E assim justificam a raiva. Justificam agir com raiva.
Sem perceber que a raiva precisa de um objeto. Elas continuam sendo fracas, submissas em relação ao objeto.
Todas as reações fisiológicas que sentimos com raiva são para se preparar contra o leão. A primeira função é gerar afastamento do leão, seja se afastando dele - correndo - ou afastando/destruindo ele - lutando.
As reações fisiológicas são eficazes pois otimizam o estado global do corpo para situações de estresse. Favorecem, correr, lutar, diminuir sangramentos em cortes, diminuir a percepção corpórea e aumento do foco. Para um corpo cego, é uma ótima solução.
Seja como for, a raiva precisa de um objeto. Seja para fugir ou para lutar.
Quem justifica a raiva com os sentimentos de menos valor estão dizendo que preferem morrer na luta à fugir. Que preferem brigar ou destruir o objeto à ter a percepção de que fugiram.
Independentemente do que seja, o objeto da raiva já está controlando você.
A raiva já controlou você. Assim como choro de uma criança com sono. É racional, é uma ferramenta útil, e, provavelmente, te ajudou com muitas coisas. Com baixíssima eficiência e muitas vezes desnecessariamente.
Assim como a criança que dorme exausta, um sono ruim após horas de choro.
A raiva controlou, e controla pessoas assim por falta de outras ferramentas.
Não quer ser submisso ao outro, mas aceita a submissão à raiva.
Uma criança que age com raiva está sendo criança. Elas não teve o tempo, as experiências e as relações necessárias para maturação. Um adulto que age com raiva muito provavelmente está agindo como uma criança. Adultos que vivem com raiva são crianças emocionais, não aprenderam outras formas de lidar com o mundo. Não amadureceram. Não aprenderam que a raiva é opcional.
Faltam ferramentas a quem vive com raiva. Que não conseguem escolher, assim como um bebê não consegue escolher dormir.

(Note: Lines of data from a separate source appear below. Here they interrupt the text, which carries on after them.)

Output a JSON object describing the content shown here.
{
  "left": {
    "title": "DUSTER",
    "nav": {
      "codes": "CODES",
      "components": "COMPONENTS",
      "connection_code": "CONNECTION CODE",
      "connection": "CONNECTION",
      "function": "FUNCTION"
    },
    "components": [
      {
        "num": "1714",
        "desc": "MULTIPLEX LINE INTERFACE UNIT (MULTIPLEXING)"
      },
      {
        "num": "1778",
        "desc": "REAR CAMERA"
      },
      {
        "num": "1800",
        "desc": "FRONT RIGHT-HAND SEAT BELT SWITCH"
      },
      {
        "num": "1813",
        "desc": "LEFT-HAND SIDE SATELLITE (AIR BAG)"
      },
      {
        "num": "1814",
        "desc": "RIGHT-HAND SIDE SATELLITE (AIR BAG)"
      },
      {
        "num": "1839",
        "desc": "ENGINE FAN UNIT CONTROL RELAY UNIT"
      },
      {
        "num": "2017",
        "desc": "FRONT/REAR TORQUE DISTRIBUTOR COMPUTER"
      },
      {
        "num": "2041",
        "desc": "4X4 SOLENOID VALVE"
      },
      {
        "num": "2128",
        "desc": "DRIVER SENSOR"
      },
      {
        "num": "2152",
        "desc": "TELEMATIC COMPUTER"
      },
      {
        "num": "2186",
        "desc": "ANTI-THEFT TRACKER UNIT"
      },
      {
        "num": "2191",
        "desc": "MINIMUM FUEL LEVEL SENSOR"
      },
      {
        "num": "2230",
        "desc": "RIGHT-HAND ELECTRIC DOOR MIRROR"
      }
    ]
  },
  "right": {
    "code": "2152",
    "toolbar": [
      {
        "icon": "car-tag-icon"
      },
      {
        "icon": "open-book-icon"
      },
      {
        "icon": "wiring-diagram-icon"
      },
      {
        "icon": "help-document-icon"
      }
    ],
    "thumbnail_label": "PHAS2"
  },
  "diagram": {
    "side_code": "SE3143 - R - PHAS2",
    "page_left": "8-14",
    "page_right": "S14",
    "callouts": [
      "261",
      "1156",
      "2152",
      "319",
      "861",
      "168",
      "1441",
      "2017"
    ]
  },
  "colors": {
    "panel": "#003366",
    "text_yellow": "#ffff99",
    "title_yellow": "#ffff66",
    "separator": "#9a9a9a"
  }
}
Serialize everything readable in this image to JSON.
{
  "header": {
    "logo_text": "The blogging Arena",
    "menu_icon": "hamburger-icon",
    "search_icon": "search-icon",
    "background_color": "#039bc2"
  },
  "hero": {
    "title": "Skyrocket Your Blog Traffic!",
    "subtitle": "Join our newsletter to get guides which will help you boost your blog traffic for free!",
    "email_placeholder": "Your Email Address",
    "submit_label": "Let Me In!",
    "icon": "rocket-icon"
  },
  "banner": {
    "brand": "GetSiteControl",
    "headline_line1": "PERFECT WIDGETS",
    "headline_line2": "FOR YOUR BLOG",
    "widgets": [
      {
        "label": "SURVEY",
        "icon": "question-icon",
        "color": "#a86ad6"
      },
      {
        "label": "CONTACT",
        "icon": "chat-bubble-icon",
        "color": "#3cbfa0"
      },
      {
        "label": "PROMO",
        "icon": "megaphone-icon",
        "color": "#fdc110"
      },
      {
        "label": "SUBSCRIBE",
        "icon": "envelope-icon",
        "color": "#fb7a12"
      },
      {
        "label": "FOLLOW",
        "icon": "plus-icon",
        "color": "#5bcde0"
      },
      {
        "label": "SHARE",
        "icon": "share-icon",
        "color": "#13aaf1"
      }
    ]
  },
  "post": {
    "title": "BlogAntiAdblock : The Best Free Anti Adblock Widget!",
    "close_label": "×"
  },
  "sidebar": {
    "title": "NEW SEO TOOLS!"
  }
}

Viver com raiva é um problema. Estresse, hipertensão, dores musculares, insônia, dificuldades em relação, pensamento acelerado, relações sONciais frágeis, dificuldades no trabalho, em manter empregos, em pedir ajuda e ser ajudado.
O excesso de força produzido na raiva não desaparece. A raiva precisa de um objeto para receber aquela força.
O excesso produzido pela raiva afeta a própria pessoa e a tudo em volta. É uma bomba que desestrutura tudo em volta, além do coisa atingida. A própria pessoa, família, amigos, trabalho.
Infelizmente, o débito da ineficiência só se torna claro quando falta. Como em tudo na vida, é muito difícil ver o preço quando existe sobra.
Temos muitos amigos, casamento, filhos, trabalho, saúde. O preço da ineficiência da raiva só vai aparecer quando os amigos forem poucos, os casamentos tiverem acabado, os filhos distantes, as dificuldades aparecerem no trabalho, e a possibilidade de infarto aparecer nos 40 anos.
Nesse momento, não é mais opcional. Assim como há opção de parar de comer doces até o diagnóstico de diabete, depois do diagnóstico não há mais opção. Precisa parar de comer doces.
A raiva era opcional, uma vida de raiva leva a um caminho sem opções.